9. 山小屋や交通機関などの営業情報の確認をおこなおう
山小屋や地域によって、営業再開の時期が異なります。必ず山小屋の営業や交通機関の運行状況を確認していきましょう。山小屋が営業されていない場合、テントの設営もできない所が多いです。テント泊を予定されている方も必ず、山小屋のホームページで確認していただき、許可されていない場所に張らないようにお願いします。また、駐車場が閉鎖されている所もありますので、その確認も必要です。温泉施設も営業をおこなっていない所や時間短縮で営業をおこなっている施設、県内(市内)居住者限定の施設もありますのでご注意ください。
10. 山小屋のルールに従いましょう
山小屋は密になりやすい空間ですので、山小屋の方で感染症対策のルールを作っています。また、宿泊者を制限するために、完全予約制になっている所が多いです。事前に必ず、山小屋へ確認するようにお願いします。
なお、国際山岳医の大城和恵先生が代表を務める山岳医療救助機構が「登山再開に受けた知識(計画と準備編)」及び、「登山実践編」についてまとめています。
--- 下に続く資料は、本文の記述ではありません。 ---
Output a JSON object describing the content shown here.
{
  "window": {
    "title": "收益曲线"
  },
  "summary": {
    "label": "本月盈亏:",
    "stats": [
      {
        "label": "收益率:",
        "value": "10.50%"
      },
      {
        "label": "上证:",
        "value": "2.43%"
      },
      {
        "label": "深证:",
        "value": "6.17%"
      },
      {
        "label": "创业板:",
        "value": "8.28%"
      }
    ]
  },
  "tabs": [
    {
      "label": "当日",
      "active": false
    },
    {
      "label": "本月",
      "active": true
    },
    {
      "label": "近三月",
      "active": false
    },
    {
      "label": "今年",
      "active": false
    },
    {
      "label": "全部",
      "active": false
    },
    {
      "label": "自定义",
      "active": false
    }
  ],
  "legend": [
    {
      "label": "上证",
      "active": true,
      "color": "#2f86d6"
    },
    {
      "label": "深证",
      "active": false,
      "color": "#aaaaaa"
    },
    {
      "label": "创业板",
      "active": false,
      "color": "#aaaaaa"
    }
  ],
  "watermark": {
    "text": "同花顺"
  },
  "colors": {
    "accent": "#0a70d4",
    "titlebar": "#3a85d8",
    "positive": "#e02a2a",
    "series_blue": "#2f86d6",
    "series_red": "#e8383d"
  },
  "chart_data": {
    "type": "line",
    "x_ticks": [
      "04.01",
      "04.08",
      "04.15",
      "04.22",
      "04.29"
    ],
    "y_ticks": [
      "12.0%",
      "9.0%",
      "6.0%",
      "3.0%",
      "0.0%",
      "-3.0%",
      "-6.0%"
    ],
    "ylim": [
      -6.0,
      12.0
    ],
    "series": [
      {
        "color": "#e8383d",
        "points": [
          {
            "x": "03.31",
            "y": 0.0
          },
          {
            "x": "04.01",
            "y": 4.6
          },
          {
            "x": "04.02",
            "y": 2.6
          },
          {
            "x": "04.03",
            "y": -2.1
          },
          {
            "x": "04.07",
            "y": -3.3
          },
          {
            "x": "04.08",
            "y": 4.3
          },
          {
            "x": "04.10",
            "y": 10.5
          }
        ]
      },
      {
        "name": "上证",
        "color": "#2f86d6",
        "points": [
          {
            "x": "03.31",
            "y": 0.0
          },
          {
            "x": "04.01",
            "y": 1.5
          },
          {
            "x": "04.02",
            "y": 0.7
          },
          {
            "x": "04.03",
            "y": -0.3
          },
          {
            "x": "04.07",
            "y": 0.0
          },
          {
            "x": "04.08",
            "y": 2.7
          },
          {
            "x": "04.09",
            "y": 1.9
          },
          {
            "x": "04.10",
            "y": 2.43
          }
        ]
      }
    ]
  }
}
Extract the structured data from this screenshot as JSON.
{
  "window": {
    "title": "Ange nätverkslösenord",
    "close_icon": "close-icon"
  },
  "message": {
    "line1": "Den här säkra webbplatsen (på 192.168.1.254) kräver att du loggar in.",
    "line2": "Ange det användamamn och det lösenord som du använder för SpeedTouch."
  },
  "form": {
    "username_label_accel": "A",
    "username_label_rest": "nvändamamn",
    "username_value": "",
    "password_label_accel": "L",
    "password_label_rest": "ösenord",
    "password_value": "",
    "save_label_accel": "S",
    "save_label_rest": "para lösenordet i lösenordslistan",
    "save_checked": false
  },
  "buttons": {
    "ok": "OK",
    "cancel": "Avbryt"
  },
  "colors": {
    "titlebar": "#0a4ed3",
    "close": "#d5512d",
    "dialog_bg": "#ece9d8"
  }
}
以下のURLでご確認いただけます。
計画と準備編 https://sangakui.jp/data/wp-content/uploads/tozan_knowledge_covid19_prepplan_ver.1URLQR.pdf
登山実践編 https://sangakui.jp/information/post-1698/
Team KOIでも登山再開に向けての指針を発表しています。 https://www.yamakei-online.com/yama-ya/detail.php?id=1046
長野県では入山注意情報が発令中です。下記情報を必ずお読みください。
https://www.pref.nagano.lg.jp/kankoki/sangaku/index.html
新型コロナを新たなリスクとして考えなければならない中で、人に感染しない、させないための登山活動をおこなうことが大切です。ご協力をお願いします。